The action necessary to fix the issue, as decided by the auditor.

Risk level

Whether the required outcome was partially attained (PA) or unattained (UA), and what the risk level of the issue is.

The outcome is partially attained when:

  • there is evidence that the rest home has the appropriate process in place, but not the required documentation
  • when the rest home has the required documentation, but is unable to show that the process is being implemented.

The outcome is unattained when the rest home cannot show that they have the needed processes, systems or structures in place.

The risk level is determined by two things: how likely the issue is to happen and how serious the consequences of it happening would be.

The risk levels are:

  • negligible – this issue requires no additional action or planning.
  • low – this issue requires a negotiated plan in order to fix the issue within a specified and agreed time frame, such as one year.
  • moderate – this issue requires a negotiated plan in order to fix the issue within a specific and agreed time frame, such as six months.
  • high – this issue requires a negotiated plan in order to fix the issue within one month or as agreed between the service and auditor.
  • critical – This issue requires immediate corrective action in order to fix the identified issue including documentation and sign off by the auditor within 24 hours to ensure consumer safety.
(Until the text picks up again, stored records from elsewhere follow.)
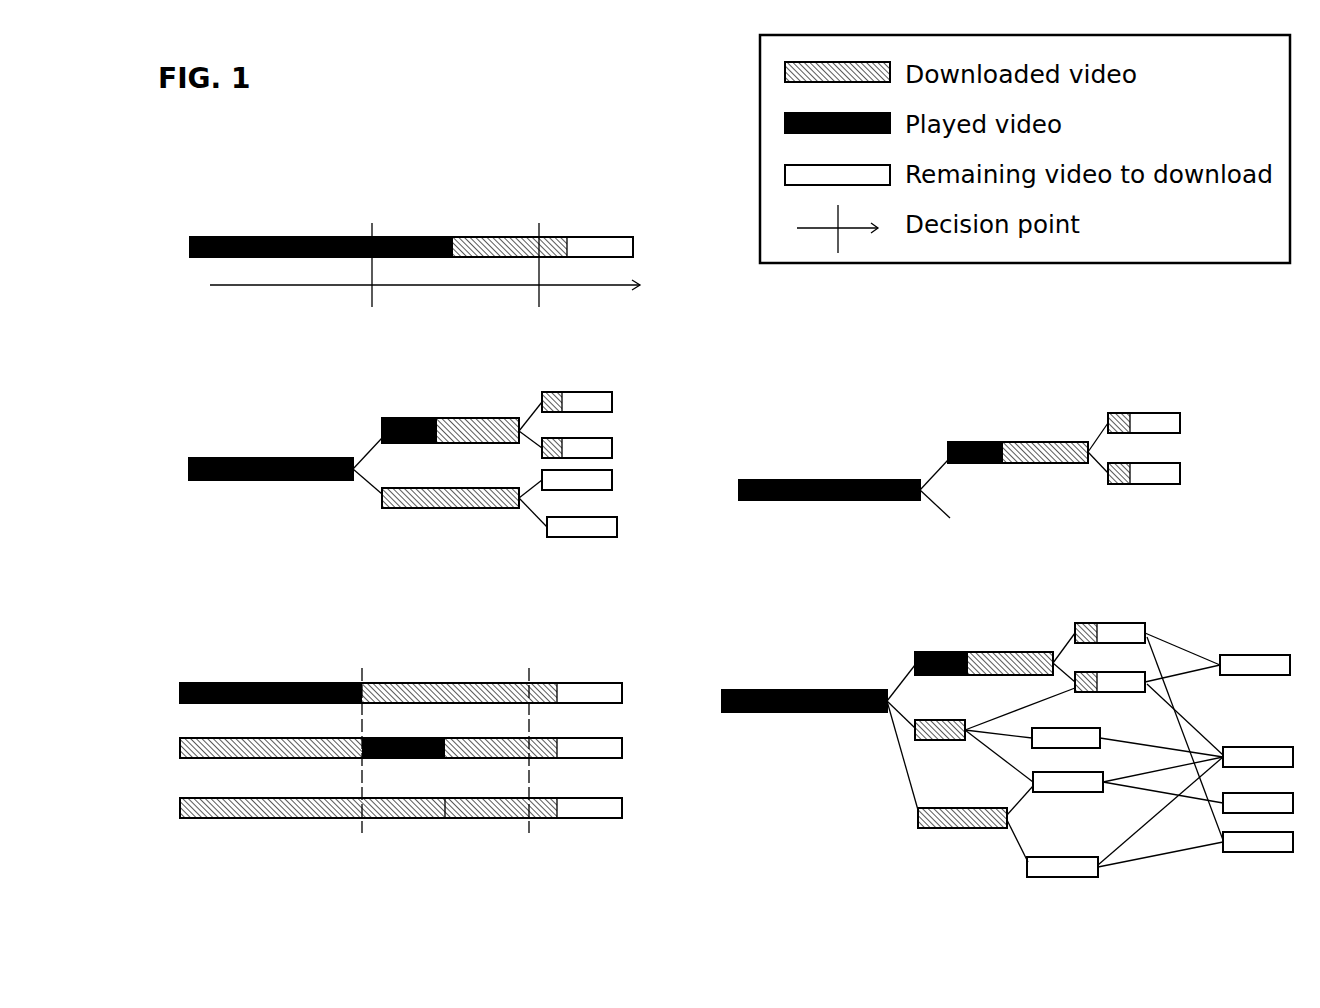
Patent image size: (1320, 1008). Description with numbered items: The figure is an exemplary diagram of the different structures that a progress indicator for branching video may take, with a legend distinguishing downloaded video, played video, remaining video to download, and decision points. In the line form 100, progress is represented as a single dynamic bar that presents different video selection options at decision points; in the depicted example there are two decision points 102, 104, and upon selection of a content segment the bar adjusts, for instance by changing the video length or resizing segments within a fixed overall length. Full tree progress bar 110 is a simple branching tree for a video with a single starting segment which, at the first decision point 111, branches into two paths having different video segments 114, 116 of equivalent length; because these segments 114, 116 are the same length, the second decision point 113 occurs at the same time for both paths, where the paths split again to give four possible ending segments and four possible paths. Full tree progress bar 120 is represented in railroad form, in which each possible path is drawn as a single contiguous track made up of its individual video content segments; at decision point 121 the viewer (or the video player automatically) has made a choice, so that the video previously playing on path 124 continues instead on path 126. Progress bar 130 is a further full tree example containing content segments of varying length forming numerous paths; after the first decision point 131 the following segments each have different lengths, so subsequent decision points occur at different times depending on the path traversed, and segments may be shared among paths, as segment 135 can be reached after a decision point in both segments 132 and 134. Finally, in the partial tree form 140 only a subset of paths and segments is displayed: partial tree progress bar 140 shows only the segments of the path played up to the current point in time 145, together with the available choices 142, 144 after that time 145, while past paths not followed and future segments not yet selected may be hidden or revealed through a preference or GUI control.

The line form 100 is at (300, 201).
The decision point 102 is at (415, 334).
The decision point 104 is at (529, 334).
The full tree progress bar 110 is at (347, 387).
The first decision point 111 is at (352, 483).
The second decision point 113 is at (520, 515).
The video segment 114 is at (427, 417).
The video segment 116 is at (423, 512).
The full tree progress bar (railroad form) 120 is at (478, 617).
The decision point 121 is at (377, 862).
The path 124 is at (172, 695).
The path 126 is at (175, 753).
The progress bar 130 is at (873, 621).
The first decision point 131 is at (882, 723).
The segment 132 is at (940, 740).
The segment 134 is at (932, 837).
The segment 135 is at (1050, 793).
The partial tree form 140 is at (910, 386).
The available choice 142 is at (1157, 408).
The available choice 144 is at (1142, 485).
The current point in time 145 is at (1015, 432).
The risk level may be downgraded once the rest home reports the issue is fixed.

Action status

Whether the necessary action is still in progress or if it is complete, as reported by the rest home to the relevant district health board.

Date action reported complete

The date that the district health board was told the issue was fixed.

About audit reports

Audit reports for this rest home’s latest audits can be downloaded below.

Full audit reports are provided for audits processed and approved after 29 August 2013. Note that the format for the full audit reports was streamlined from 16 December 2014. Full audit reports between 29 August 2013 and 16 December 2014 are therefore in a different format. 

From 1 June 2009 to 28 February 2022 rest homes were audited against the Health and Disability Services Standards NZS 8134:2008. These standards have been updated, and from 28 February 2022 rest homes are audited against Ngā Paerewa Health and Disability Services Standard NZS 8134:2021.

Before 29 August 2013, only audit summaries are available.

Both the recent full audit reports and previous audit summaries include:

  • an overview of the rest home’s performance, and
  • coloured indicators showing how well the rest home performed against the different aspects of the Ngā Paerewa Health and Disability Services Standard.

Note: From November 2013, as rest homes are audited, any issues from their latest audit (the corrective actions required by the auditor) appear on the rest home’s page. As the rest home completes the required actions, the status on the website updates.